Dude wtf I'm sitting behind some girl in class who is creeping on my facebook page. I don't even know who she is..
I'm in the dining hall. that same guy is here again, the one who sits alone and talks to his silverware.
At what point in time did you decide the pot head with Taco Bell was more important than all your friends.
At about the same time you guys weren't burritos.
Nothing says "get your life together" better than waking up in a tub full of your own vomit. Twice. In one night.
...She just said, "We've been blessed with good drugs lately."
you literally pushed me forward in the seat so you could puke behind my back without the cabbie noticing..
I just watched a girl in the library pull a vodka bottle out of her bag. I think I'm going to give her my number.
Im celebrating the fact that the one guy who has ever denied me has just come out of the closet
You are the only one who would stop a bum, tell him to open up, then pour straight vodka in his mouth. You made his year.
you're a fucking everclear ninja. the whole goddamn formal blacked out. you're the worst dj ever
but I'm the best friend ever. I got you laid
She said she liked strap-ons.
SHE WAS TALKING ABOUT SHOES, YOU ASSHOLE! YOU'RE THE WORST WINGMAN EVER!

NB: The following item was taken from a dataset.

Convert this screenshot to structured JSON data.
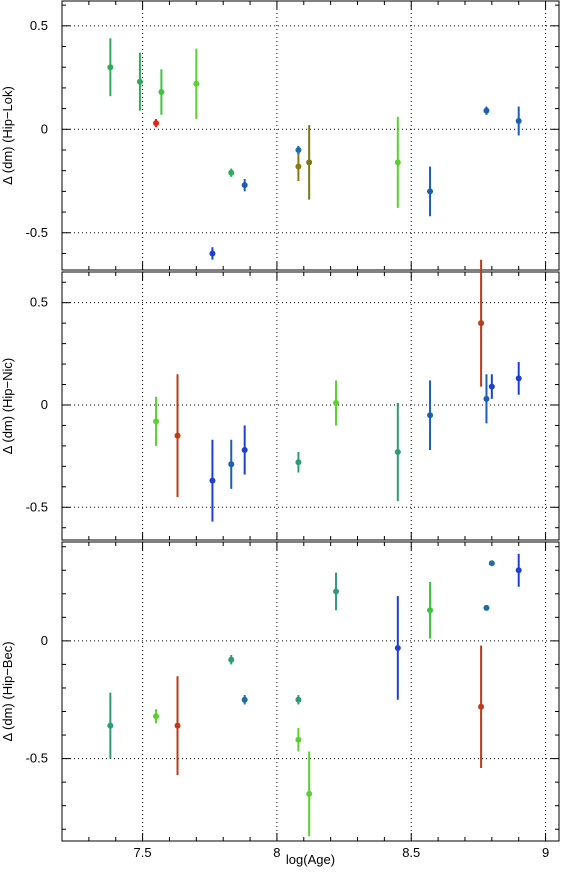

how do you not remember that?! you winked at the bouncer and then proceeded to grind on him while chugging a beer. i don't know if i should be proud or embarrassed to be your friend
Tell me I'm the only person you know who could punch someone at the bar, get escorted out, smoke a cig with the cop who almost arrested me AND get the security guy who escorted me out to buy me drinks.
I have bad memories with every alcohol but we manage to work through the problems for the good of the relationship
they told me that it was glow in the dark and would make me magical. I was too drunk to say no. I woke up to a purple vagina.